Stressing the need for international solidarity, Maybarduk said the Biden administration's response "can't be just about the next six months in the United States. It has to be about the world, and if it's about the world then we look at the cost, and we think it's $25 billion dollars to get these production lines set up and buy all the drug substance for them."

"Really what we're calling for is the Biden administration to make a political decision... to shorten the global pandemic, not just the U.S. pandemic," Maybarduk added. "We think that a big opportunity to shorten the global pandemic lies in the ability to scale up vaccine production this year."

While no G7 country has "pressed vaccine producers, whom they have funded with vast sums of public money, to share their knowledge and technology through the WHO and therefore allow more vaccines to be produced," Belay noted, Public Citizen--armed with an analysis showing that the U.S. could help vaccinate the world and end the pandemic years ahead of schedule for as little as $25 billion--is calling for the Biden administration to share knowledge and increase manufacturing capacity.

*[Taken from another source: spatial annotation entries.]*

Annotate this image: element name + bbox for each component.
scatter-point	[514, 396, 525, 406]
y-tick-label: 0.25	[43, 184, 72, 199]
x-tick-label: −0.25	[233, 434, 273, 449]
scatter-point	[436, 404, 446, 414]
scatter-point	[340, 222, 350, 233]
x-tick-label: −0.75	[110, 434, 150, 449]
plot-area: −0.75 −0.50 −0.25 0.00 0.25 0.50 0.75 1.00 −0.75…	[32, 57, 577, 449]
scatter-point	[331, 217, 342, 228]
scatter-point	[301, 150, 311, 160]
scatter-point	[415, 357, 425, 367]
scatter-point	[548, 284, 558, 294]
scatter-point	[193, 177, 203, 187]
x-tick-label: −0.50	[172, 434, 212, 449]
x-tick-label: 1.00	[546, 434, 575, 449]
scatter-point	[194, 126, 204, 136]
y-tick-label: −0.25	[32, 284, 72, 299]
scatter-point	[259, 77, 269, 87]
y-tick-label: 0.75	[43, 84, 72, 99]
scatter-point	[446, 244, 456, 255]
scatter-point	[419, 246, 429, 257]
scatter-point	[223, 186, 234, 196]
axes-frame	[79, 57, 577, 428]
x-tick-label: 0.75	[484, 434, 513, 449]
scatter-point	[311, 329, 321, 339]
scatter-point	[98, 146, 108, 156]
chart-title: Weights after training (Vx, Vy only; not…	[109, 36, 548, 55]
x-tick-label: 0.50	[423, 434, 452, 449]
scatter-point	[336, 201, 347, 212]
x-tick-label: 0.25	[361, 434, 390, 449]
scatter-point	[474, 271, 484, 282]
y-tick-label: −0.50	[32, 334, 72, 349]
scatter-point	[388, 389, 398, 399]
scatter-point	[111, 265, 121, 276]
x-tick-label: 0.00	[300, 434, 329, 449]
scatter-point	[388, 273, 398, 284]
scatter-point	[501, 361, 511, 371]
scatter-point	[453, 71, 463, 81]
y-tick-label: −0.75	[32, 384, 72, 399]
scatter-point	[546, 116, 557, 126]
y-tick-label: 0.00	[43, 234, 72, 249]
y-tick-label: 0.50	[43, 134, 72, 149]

"In shortening the pandemic, this proposal would pay for itself many times over," Maybarduk said. "It would save hundreds of thousands of lives. It would shorten the period of mitigation measures which are costing trillions in lost economic output. It would make it possible to produce booster shots and reduce the risk of new, vaccine-resistant variants emerging and traveling to the U.S."

"The world's going to have to get vaccinated either way," Maybarduk told Common Dreams. "The longer we delay, the more the pandemic is going to cost everyone."